7500 (2019)
- Christian Keane
- Sep 2, 2023
- 2 min read
Named after the emergency code for a plane hijacking, there's no prizes for guessing the plot of Amazon's cockpit thriller with Joseph Gordon-Levitt as co-pilot Tobias Ellis who begins his shift as normal (with his girlfriend and mother of his child also on the plane as an air stewardess) before things start going awry when the in-flight meals make their appearance part way into their journey from Berlin to Paris.
Terrorists charge the cockpit and although one of them gains access, critically injuring the pilot in the process, Tobias is able to subdue him for the time being, resulting in threats from behind the door from the remaining two terrorists, using passengers as hostages.
It's only ninety minutes long but it passes the time albeit without really adding a huge amount to a genre already overcrowded with terrorists taking control of various forms of public transport, but the decision to set almost the entire film in the cockpit does add a certain amount of claustrophobia to proceedings.
The problem really is that we only vaguely find out about Tobias himself, and the film sells itself on the promise of lengthy moral debate between Tobais and the terrorists which never really materialises.

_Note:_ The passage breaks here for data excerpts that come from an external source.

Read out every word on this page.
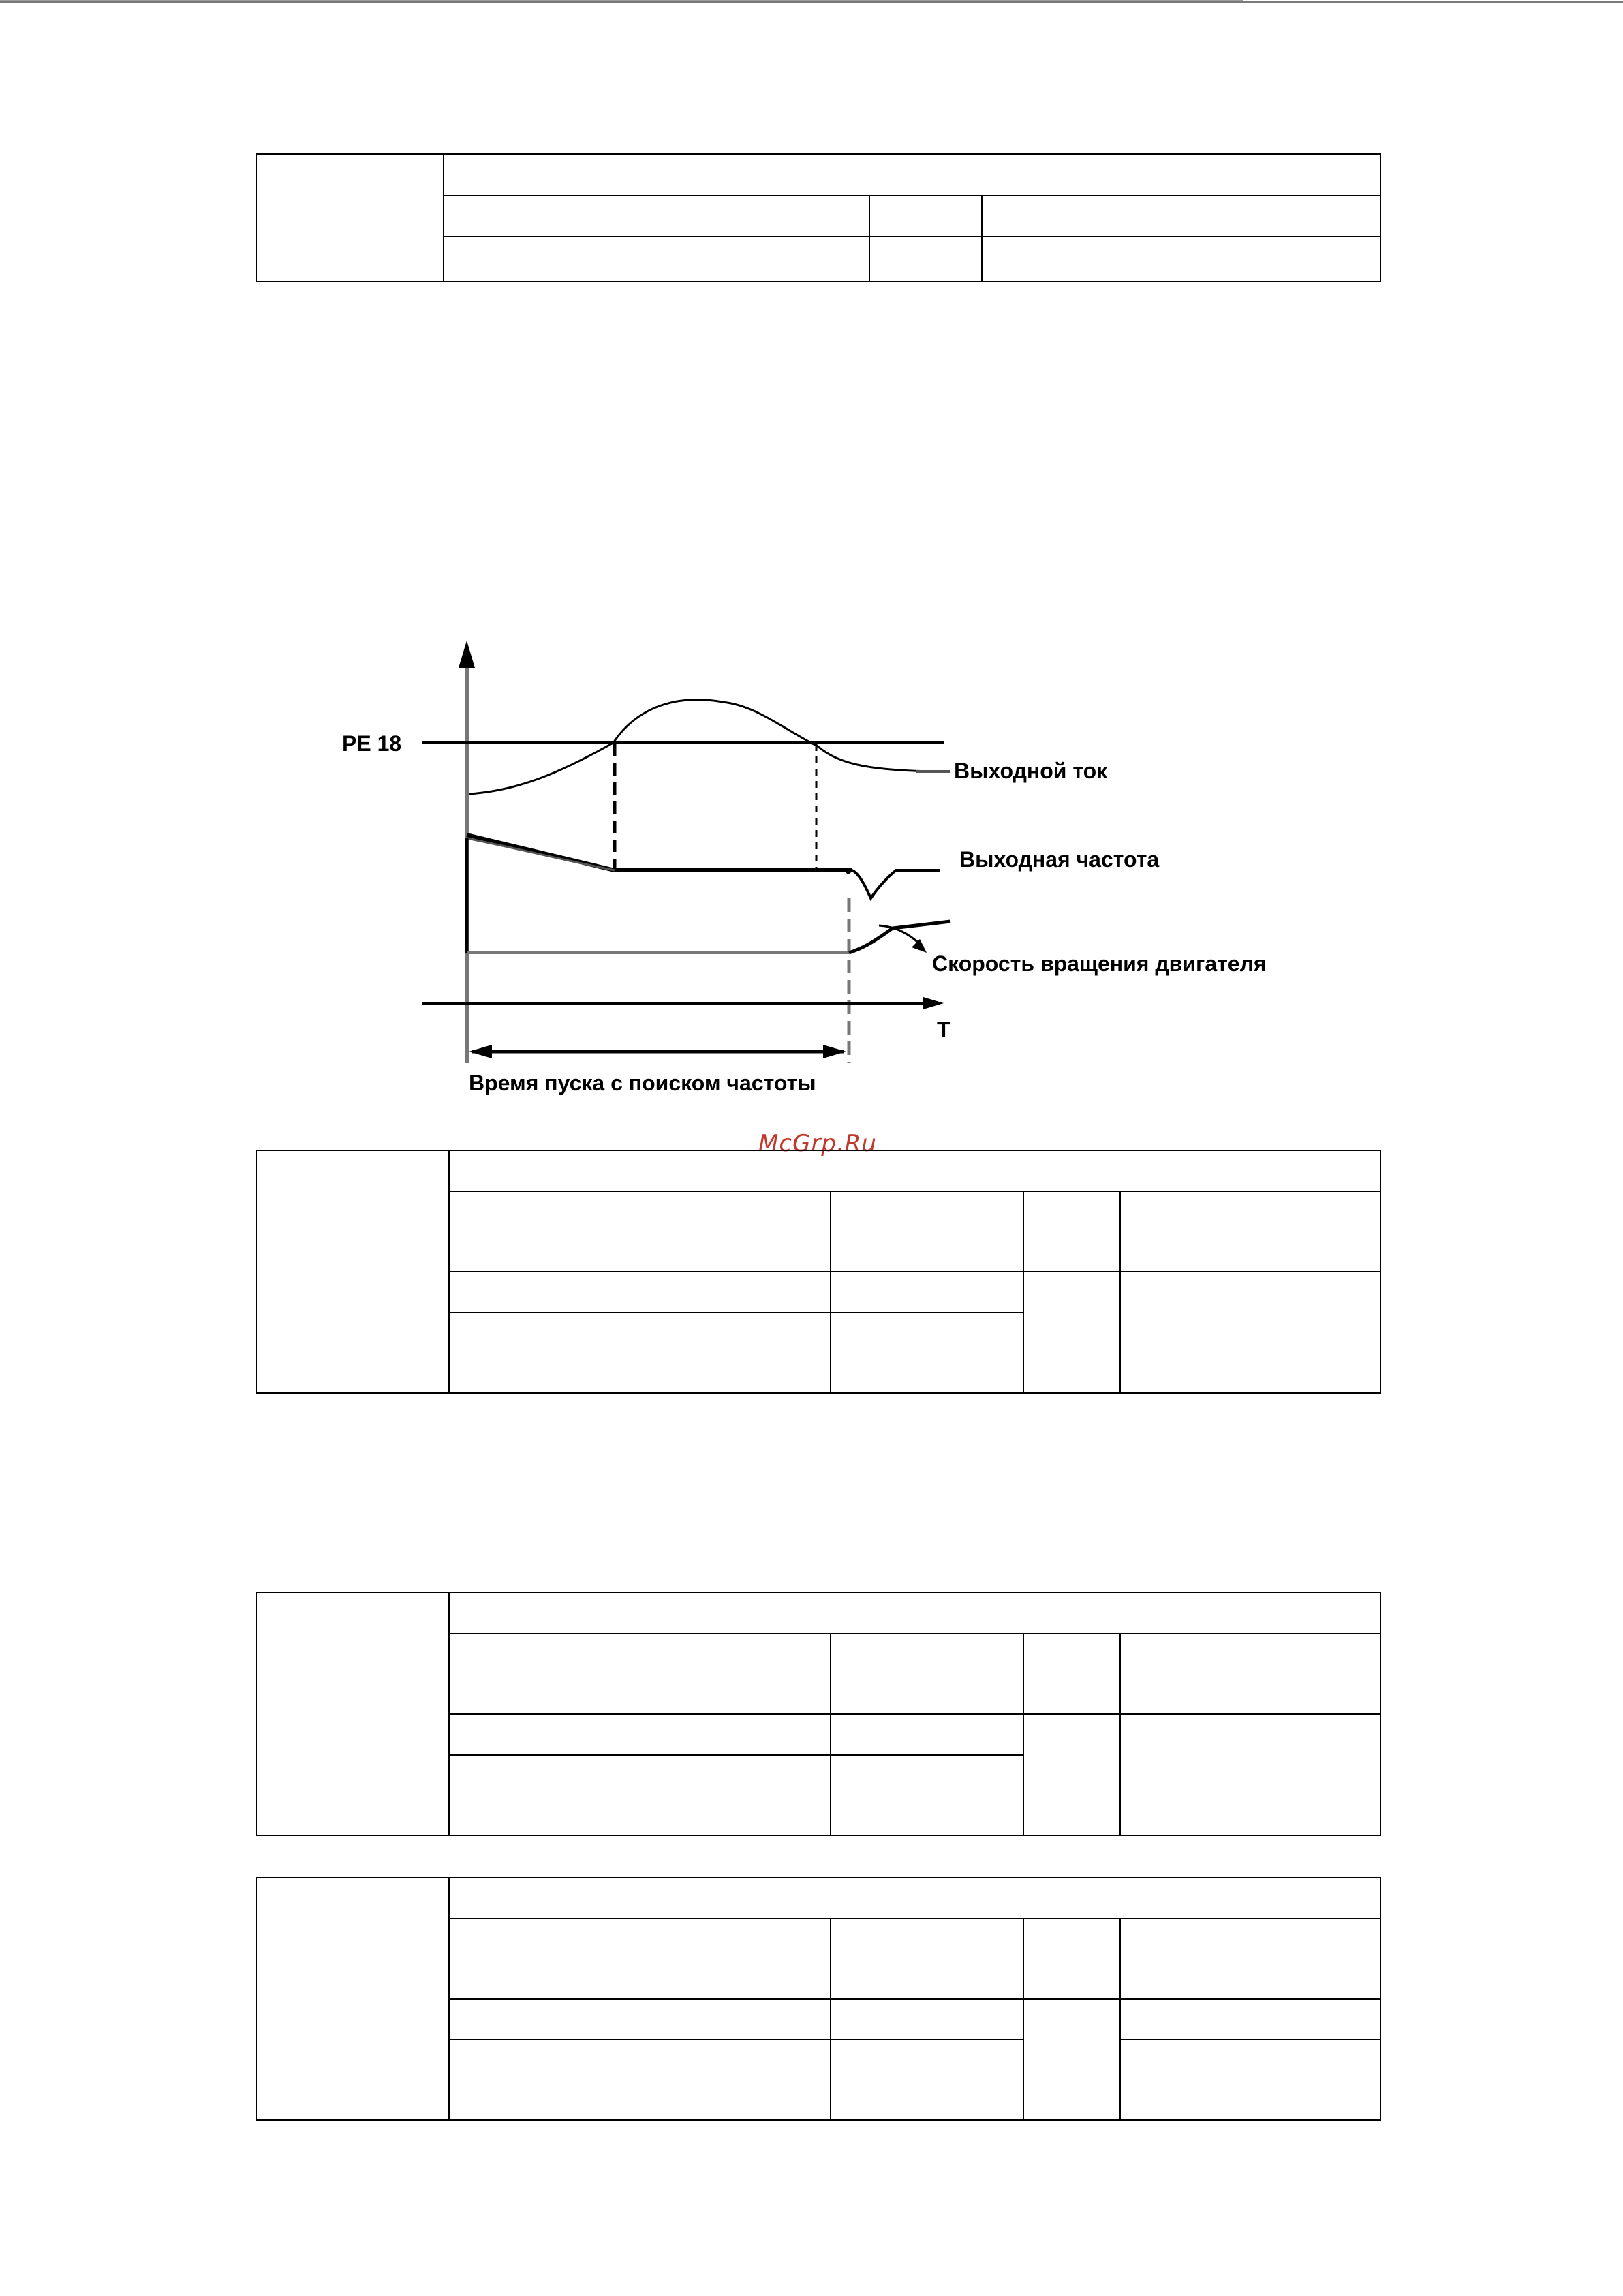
PE 18
Выходной ток
Выходная частота
Скорость вращения двигателя
T
Время пуска с поиском частоты
McGrp.Ru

Add this to the fact that there's a cabin full of eighty-five terrified passengers behind the cockpit that we never see, 7500 leaves you a little cold with very little emotional touch points for the viewer to grab hold of.
Although United 93 (2006) had a true story to take from, it's an exercise in how to do this sort of thing superbly, and although 7500 is far from terrible, it's a footnote in the genre rather than a chapter.